Finding the 3d vector coordinates

Question

I have a problem with calculating the coordinates of a $3$ dimensional vector. In my coursebook there is given a picture of a pyramid, which you don't have to see for answering my question.

So there is the point $T = (3,3,8)$ and $B = (6,6,0)$. Together they form a line. Now there is the point $P$ such, that $BP=\frac{1}{4}BT$.

How can I find the coordinates of point $P$? I do know that you can just take the average when you want to find a point right in the middle of $2$ other points. But here I tried this:

$\frac{3}{4} \big( (3,3,8) + (6,6,0) \big)= \frac{3}{4} (9,9,8) = (6.75,6.75, 6)$. The answer book says that point $P$ is $(5.25,5.25,2)$.

Anyone knows how to calculate the point $P$?

Answer 1

Add $\frac34$ of the difference between $B$ and $T$ to $T$. So $P$ has coordinates $$(3,3,8)+\frac34((6,6,0)-(3,3,8))=(5.25,5.25,2).$$ In terms of vectors, $\overrightarrow{OP}=\overrightarrow{OT}+\frac{3}{4}\overrightarrow{TB}=\overrightarrow{OT}+\frac{3}{4}(\overrightarrow{OB}-\overrightarrow{OT})$.

Answer 2

Since $BP$ is $\frac{1}{4}$ BT, we can take the middle point of $BT$ and then take the middle point of our result to the edges like this:

$(\frac{6+3}{2},\frac{6+3}{2},\frac{0+8}{2})=(4.5,4.5,4)$

Then take the middle point again:

$(\frac{6+4.5}{2},\frac{6+4.5}{2},\frac{4+0}{2})=(5.25,5.25,2)$

This works since you basically divided the line segment into two and then divided the second section in half.

Answer 3

To get the coordinates of the vector from $B$ to $T$, you subtract the coordinates of $B$ from the coordinates of $T$: $$ T - B = (3,3,8) - (6,6,0) = {}? $$

If you consider the coordinates of the points to be the coordinates of position vectors, this is all perfectly ordinary vector arithmetic.

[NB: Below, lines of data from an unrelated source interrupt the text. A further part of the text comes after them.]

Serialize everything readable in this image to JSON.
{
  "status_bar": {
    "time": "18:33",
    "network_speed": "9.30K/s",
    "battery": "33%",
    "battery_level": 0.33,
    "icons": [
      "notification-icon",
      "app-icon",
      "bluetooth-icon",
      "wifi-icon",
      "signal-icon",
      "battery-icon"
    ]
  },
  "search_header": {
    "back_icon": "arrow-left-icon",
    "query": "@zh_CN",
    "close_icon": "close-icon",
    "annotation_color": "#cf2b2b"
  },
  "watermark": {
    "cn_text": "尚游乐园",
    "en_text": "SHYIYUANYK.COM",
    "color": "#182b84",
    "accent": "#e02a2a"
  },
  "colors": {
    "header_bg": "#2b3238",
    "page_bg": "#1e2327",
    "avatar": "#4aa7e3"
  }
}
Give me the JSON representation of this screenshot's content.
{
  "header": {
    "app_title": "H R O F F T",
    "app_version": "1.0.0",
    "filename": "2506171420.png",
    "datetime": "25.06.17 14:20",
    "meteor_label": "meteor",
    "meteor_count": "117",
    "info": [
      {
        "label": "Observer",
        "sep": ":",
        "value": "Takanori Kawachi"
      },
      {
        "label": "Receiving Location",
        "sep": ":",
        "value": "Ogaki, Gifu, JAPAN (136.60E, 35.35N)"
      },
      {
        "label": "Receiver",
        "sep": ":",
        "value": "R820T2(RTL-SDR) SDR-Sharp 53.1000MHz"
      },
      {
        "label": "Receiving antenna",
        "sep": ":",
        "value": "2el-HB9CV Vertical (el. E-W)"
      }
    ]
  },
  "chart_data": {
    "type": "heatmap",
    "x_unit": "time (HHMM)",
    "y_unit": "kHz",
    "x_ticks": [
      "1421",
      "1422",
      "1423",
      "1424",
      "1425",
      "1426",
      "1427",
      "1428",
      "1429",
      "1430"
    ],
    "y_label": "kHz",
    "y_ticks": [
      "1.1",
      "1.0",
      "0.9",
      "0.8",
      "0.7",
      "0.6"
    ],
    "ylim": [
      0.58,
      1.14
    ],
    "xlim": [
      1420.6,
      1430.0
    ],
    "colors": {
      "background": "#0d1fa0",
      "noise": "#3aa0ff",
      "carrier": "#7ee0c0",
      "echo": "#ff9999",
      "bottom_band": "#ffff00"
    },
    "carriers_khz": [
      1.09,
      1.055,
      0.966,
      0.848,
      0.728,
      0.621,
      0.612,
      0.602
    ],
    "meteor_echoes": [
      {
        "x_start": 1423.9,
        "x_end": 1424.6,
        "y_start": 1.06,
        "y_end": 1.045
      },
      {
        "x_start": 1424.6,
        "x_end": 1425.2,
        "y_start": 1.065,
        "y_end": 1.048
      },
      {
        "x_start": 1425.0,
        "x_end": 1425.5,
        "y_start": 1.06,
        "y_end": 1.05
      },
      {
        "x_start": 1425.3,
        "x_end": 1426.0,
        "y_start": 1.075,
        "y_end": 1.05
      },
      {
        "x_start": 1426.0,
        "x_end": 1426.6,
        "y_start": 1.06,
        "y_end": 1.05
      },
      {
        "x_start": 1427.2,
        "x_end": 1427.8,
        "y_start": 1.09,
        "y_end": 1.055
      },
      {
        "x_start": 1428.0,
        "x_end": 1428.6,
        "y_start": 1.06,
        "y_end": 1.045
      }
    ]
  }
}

To get the coordinates of the vector from $B$ to $P$ you would subtract coordinates again, except we don’t know what the coordinates of $P$ are yet so this is as far as we can go: $$ P - B = {}? $$

But you know $BP= \frac14 BT.$ So if $P$ is in the same direction from $B$ as $T$ is, the two vectors whose formulas are written above are related in the same way: $$ P - B = \frac14 (T - B). $$

You can add $B$ to both sides: $$ P = B + \frac14 (T - B). $$

And now you just need to plug in the known values on the right.